← Back to context

Comment by ben_w

7 months ago

> (I suppose it depends on whether you see the training process more like model learning, vs. more like model being a derived work. The latter feels absurd to me.)

It can be anywhere on the continuum between them; and the rules need to consider the gap between what happens by default vs. what is considered (economically and/or morally) desirable, which need not be a linear function of the position on that continuum.

The least creative AI model possible returns the nearest match in the training set verbatim. (e.g. Google).

The most creative model possible can from the training data construct a coherent set of vectors that span the n-dimensional space of concepts in that training data, including hypothesising about missing implicit dimensions in the way that we figured out non-Euclidian geometry by going "we can't prove this bit, what if it's wrong?"

I don't know where any given LLM is on this continuum, only that they're certainly not at either end.
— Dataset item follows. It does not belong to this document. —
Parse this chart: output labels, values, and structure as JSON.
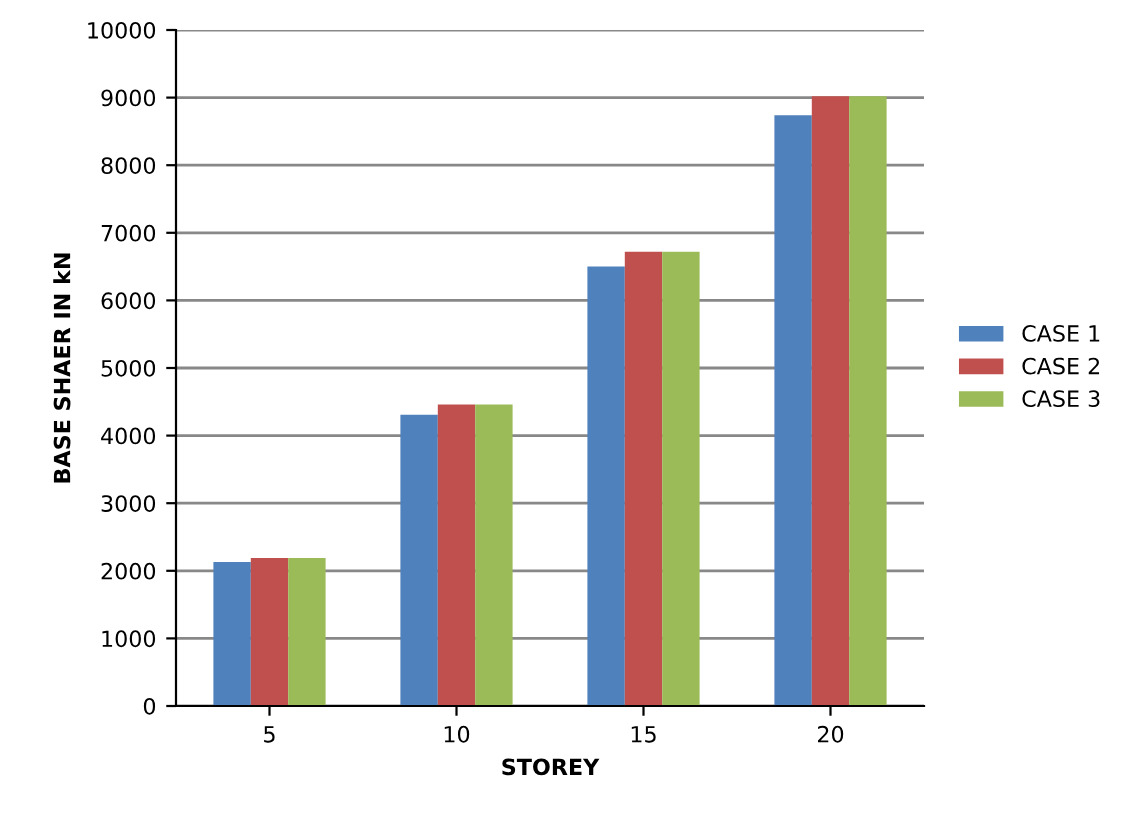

I think that economically, we were already far beyond the point where copyright helps actual economic productivity (as opposed to rent extraction) even 50 years ago — easy mass production left us with a small number of massive hits each year, at the expense of most creative people making almost nothing. More recently, micro-payments and subscriptions, models like patreon etc. or YouTube ads, allow a lot of small people back into the market, but even then, it looks like copyright rules are often ignored as "fair use" (even when it isn't) or abused to attack rivals, or even just processed automatically (I think Tom Scott had an example of his own videos being claimed by someone else?)

But people don't only care about money, they do also care about morals — and a lot of people are very upset that human creativity is now SaaS.